Dataset Management with CLI and SDK

In this tutorial, we are going to manage the CIFAR dataset with clearml-data CLI, and then use ClearML's Dataset class to ingest the data.

Creating the Dataset

Downloading the Data

Before we can register the CIFAR dataset with clearml-data, we need to obtain a local copy of it.

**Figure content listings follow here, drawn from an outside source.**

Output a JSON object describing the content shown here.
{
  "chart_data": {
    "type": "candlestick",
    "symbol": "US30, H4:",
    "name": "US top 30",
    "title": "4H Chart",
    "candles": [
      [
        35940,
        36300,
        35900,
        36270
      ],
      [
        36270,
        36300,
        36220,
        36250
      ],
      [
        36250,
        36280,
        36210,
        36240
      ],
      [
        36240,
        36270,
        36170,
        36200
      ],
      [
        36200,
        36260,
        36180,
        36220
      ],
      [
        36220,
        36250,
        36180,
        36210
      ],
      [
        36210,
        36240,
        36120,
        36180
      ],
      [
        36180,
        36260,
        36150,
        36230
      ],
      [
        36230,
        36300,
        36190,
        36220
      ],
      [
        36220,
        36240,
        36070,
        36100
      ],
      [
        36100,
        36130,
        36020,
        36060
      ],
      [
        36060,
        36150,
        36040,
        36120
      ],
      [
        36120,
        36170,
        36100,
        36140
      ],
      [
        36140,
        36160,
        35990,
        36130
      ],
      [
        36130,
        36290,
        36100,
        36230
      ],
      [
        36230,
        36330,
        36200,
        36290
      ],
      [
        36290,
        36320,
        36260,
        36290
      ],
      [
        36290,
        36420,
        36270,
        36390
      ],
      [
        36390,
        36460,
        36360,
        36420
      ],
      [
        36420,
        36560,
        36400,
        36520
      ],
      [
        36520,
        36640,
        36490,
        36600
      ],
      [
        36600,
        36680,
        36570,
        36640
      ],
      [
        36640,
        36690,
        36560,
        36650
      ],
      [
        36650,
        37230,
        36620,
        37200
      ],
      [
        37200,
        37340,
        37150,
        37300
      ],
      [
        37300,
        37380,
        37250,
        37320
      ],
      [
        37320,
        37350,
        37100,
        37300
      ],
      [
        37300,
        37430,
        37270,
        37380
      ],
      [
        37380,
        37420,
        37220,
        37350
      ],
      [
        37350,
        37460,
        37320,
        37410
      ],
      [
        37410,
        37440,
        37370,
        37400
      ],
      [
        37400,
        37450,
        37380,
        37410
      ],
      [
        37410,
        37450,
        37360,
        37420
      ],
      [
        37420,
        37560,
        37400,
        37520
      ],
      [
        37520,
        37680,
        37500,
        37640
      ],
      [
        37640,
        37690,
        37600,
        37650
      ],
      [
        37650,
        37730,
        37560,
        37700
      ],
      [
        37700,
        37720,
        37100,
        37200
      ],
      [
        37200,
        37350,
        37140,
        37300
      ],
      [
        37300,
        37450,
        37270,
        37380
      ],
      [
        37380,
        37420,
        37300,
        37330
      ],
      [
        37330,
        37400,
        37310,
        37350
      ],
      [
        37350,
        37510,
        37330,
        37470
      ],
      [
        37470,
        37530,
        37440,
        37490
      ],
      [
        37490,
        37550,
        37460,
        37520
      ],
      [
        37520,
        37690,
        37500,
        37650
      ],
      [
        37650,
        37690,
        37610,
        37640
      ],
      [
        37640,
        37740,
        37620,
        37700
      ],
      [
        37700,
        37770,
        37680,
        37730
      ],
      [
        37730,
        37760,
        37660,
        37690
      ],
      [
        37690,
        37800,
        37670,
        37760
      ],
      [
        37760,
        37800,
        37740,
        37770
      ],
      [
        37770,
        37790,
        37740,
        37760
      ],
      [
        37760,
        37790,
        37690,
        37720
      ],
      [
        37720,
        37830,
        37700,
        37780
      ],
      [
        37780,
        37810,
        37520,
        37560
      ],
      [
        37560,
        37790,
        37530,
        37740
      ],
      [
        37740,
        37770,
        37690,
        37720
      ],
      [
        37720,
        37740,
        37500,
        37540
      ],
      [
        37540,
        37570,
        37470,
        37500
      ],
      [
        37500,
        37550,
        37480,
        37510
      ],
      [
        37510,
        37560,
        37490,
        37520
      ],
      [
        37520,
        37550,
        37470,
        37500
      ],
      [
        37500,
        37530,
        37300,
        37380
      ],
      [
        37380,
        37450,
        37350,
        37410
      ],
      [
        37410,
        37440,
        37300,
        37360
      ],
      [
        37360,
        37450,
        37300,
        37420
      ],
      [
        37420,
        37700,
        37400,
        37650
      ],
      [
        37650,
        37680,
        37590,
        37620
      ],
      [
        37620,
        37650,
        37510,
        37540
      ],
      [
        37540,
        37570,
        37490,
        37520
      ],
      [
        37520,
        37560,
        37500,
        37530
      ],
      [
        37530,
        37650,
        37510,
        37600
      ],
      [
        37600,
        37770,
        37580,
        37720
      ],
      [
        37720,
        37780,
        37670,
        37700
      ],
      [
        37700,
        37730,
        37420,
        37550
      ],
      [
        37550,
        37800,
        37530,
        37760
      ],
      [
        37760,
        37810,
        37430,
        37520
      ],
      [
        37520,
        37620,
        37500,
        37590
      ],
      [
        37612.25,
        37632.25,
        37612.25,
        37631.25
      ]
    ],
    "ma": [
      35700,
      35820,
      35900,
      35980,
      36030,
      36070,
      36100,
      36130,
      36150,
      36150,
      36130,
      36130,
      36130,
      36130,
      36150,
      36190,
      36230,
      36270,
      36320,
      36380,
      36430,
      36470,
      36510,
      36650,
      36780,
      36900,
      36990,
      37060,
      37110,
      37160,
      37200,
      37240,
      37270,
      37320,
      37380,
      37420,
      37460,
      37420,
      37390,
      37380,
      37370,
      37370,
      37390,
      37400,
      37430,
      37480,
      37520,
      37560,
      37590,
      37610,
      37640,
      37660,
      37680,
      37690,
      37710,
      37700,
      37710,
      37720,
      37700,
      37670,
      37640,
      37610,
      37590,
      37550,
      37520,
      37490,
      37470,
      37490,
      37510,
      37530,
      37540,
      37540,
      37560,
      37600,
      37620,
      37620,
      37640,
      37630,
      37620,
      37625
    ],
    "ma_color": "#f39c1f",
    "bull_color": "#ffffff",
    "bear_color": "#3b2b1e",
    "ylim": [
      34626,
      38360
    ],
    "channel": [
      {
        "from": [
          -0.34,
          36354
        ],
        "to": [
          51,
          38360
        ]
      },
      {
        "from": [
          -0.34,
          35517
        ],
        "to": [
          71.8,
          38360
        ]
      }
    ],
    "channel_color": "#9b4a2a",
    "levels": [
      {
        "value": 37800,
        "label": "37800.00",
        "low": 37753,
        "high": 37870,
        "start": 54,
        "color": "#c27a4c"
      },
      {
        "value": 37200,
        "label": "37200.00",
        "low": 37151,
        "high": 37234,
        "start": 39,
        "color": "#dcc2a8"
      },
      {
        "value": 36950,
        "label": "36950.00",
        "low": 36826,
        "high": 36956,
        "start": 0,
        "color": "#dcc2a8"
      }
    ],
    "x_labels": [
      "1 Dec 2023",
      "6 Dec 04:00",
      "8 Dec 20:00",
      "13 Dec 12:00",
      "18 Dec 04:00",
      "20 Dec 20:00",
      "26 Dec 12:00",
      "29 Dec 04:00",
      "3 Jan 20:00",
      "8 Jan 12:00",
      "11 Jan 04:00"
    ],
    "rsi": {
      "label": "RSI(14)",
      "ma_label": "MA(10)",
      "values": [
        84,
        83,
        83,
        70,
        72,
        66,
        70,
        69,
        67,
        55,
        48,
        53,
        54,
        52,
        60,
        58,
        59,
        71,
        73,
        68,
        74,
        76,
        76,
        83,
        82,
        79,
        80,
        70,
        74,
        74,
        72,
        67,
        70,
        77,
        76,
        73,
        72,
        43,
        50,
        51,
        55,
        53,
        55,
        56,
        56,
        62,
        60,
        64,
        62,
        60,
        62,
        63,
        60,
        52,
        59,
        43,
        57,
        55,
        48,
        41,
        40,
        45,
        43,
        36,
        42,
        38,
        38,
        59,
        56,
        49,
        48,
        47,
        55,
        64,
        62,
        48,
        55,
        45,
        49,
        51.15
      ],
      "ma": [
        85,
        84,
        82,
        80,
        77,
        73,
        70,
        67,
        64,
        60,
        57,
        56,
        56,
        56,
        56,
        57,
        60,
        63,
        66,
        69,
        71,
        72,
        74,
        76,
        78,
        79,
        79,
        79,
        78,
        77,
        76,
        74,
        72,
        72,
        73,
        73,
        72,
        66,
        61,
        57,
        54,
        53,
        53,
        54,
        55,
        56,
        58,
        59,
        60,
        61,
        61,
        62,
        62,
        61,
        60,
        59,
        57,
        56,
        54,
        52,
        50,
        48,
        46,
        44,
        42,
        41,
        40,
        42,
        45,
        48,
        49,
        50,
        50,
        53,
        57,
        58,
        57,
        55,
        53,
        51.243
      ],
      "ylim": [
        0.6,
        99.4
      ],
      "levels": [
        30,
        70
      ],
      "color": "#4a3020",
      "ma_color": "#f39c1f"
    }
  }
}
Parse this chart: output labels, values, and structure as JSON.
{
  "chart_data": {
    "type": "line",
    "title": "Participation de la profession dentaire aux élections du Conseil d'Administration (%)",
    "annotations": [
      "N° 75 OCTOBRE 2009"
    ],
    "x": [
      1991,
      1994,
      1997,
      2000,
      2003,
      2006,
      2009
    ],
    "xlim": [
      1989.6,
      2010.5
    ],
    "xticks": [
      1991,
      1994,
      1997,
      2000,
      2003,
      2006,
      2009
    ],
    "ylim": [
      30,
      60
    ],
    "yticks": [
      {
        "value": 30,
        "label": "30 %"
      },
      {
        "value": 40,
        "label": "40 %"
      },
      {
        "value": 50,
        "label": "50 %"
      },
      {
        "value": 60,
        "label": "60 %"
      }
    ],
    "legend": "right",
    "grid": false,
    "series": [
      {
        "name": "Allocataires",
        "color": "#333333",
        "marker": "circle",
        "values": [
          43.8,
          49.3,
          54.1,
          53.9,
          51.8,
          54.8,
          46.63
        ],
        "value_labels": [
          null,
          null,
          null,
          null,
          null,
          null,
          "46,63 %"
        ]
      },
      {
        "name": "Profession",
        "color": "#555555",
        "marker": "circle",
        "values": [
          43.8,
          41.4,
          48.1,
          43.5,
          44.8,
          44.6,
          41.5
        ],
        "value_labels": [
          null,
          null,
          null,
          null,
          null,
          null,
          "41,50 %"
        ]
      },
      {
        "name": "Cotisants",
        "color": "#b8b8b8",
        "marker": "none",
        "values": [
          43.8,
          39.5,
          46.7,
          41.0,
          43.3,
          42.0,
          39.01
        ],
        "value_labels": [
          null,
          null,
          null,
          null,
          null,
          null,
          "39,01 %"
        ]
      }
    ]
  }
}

Execute this python script to download the data

from clearml import StorageManager

manager = StorageManager()
dataset_path = manager.get_local_copy(
remote_url="https://www.cs.toronto.edu/~kriz/cifar-10-python.tar.gz"
)
# make sure to copy the printed value
print("COPY THIS DATASET PATH: {}".format(dataset_path))

Expected response:

COPY THIS DATASET PATH: ~/.clearml/cache/storage_manager/global/f2751d3a22ccb78db0e07874912b5c43.cifar-10-python_artifacts_archive_None

The script prints the path to the downloaded data. It will be needed later on.

Creating the Dataset

To create the dataset, execute the following command:

clearml-data create --project dataset_examples --name cifar_dataset

Expected response:

clearml-data - Dataset Management & Versioning CLI 
Creating a new dataset:
New dataset created id=ee1c35f60f384e65bc800f42f0aca5ec

Where ee1c35f60f384e65bc800f42f0aca5ec is the dataset ID.

Adding Files

Add the files we just downloaded to the dataset:

clearml-data add --files <dataset_path>

where dataset_path is the path that was printed earlier, which denotes the location of the downloaded dataset.

note

There's no need to specify a dataset_id, since the clearml-data session stores it.

Finalizing the Dataset

Run the close command to upload the files (it'll be uploaded to ClearML Server by default):

clearml-data close 

This command sets the dataset task's status to completed, so it will no longer be modifiable. This ensures future reproducibility.

Information about the dataset can be viewed in the WebApp, in the dataset's details panel. In the panel's CONTENT tab, you can see a table summarizing version contents, including file names, file sizes, and hashes.

Dataset content tab

Using the Dataset

Now that we have a new dataset registered, we can consume it.

The data_ingestion.py example script demonstrates using the dataset within Python code.

dataset_name = "cifar_dataset"
dataset_project = "dataset_examples"

from clearml import Dataset

dataset_path = Dataset.get(
dataset_name=dataset_name,
dataset_project=dataset_project).get_local_copy()

trainset = datasets.CIFAR10(
root=dataset_path,
train=True,
download=False,
transform=transform
)

The Dataset's get_local_copy method will return a path to the cached, downloaded dataset. Then we provide the path to Pytorch's dataset object.

The script then trains a neural network to classify images using the dataset created above.